A mention on Oprah Winfrey's talk show brings a huge surge in visitors to a company's website, much more than being dugg or slashdotted. Many turn to cloud computing or SaaS vendors to be ready for the spike.
Written by Phil Wainewright, Contributor

One of the measures of success for a tech website or blog is getting TechCrunched, Dugg or 'slashdotted' — the sudden surge of visitors that comes as a result of being highlighted by one of these big-traffic sites, often crashing the target site (it happened to one of my sites once). But such visitor surges look like mere ripples when compared to the tsunami effect that assails consumer websites when they get Oprah'd.
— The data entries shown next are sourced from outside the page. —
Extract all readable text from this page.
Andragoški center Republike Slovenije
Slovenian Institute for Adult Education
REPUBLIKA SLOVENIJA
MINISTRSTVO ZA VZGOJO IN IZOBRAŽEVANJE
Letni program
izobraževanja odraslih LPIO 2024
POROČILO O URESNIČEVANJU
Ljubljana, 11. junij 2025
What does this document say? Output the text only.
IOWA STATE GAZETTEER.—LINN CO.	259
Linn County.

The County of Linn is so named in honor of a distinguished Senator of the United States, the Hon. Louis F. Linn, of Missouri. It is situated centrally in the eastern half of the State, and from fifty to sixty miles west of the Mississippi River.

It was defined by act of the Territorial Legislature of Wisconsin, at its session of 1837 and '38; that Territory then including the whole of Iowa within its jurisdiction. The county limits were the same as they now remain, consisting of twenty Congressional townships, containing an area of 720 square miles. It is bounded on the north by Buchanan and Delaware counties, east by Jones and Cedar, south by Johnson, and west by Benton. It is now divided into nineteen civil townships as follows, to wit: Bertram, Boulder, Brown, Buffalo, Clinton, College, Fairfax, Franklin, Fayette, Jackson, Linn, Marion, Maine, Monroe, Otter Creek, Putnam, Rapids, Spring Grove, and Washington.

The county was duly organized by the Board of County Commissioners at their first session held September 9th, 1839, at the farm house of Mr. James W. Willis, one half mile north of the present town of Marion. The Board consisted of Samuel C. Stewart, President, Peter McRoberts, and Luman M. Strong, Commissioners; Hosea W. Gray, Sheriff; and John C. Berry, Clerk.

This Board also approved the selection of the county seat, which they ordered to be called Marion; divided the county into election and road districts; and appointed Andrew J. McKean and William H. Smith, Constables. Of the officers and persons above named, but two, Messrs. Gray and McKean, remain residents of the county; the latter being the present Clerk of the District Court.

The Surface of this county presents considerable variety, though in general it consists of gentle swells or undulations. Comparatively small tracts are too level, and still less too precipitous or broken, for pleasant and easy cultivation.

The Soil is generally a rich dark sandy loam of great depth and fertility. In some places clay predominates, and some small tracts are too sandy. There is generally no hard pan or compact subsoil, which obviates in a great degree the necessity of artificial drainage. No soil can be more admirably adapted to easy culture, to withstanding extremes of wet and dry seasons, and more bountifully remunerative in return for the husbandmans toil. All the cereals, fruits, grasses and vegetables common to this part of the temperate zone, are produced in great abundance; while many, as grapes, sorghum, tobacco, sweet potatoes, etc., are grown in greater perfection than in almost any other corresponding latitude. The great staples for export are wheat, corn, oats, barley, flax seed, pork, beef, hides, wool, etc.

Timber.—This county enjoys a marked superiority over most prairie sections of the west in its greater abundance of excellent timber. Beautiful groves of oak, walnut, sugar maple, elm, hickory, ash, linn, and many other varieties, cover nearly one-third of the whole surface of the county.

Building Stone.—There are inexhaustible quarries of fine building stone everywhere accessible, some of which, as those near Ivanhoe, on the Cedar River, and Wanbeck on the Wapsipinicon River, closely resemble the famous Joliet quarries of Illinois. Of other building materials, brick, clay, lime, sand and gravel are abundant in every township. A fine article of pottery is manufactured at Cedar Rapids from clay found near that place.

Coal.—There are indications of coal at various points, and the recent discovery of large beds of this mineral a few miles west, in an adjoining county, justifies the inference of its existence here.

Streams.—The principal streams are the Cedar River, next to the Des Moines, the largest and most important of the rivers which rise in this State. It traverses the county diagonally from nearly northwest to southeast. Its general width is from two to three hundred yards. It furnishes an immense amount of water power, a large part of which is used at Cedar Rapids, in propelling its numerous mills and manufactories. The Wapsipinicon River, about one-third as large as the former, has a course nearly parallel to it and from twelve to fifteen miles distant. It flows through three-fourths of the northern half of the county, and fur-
I'd never heard the term until this week, when I had the phenomenon described to me on two separate occasions, first in conversation with Bert Armijo of data center virtualization vendor 3Tera and then during a meeting the following day while attending SaaScon. The effect of getting a mention on Oprah Winfrey's 8-million viewer talk show is overwhelming for most websites. Ken Harris, senior VP of natural nutrition company Shaklee told me his company's website has survived five separate appearances on Oprah, despite peaking up to "ten months' worth of average daily volume in one day."

It turns out that the ability to handle the peak traffic loads that hit when a consumer brand gets Oprah'd is a big selling point for cloud computing and on-demand application providers, because they have the infrastructure in place to cope with the peaks. Rod Boothby, VP of platform evangelism for cloud computing vendor Joyent told me later in the week that one of its customers had come on board just to be ready for the expected traffic surge after an upcoming feature on CNN and in the New York Times.

Handling those surges is especially important for consumer sites. In the tech world, it's embarrassing when your site falls over but it's not a huge loss — various studies, anecdotal or otherwise, show that visitors sent from such links are mostly transient, never returning again and rarely clicking on your ads or affiliate links (which, remember, is your payback for getting lots of traffic).

But for consumer sites, those visitors are all potential customers — they wouldn't be taking all the trouble to go visit the site if they didn't have at least some interest in buying. So surviving an Oprah surge has huge commercial value, and in a few short hours can amply repay the effort of migrating to a cloud computing or SaaS provider.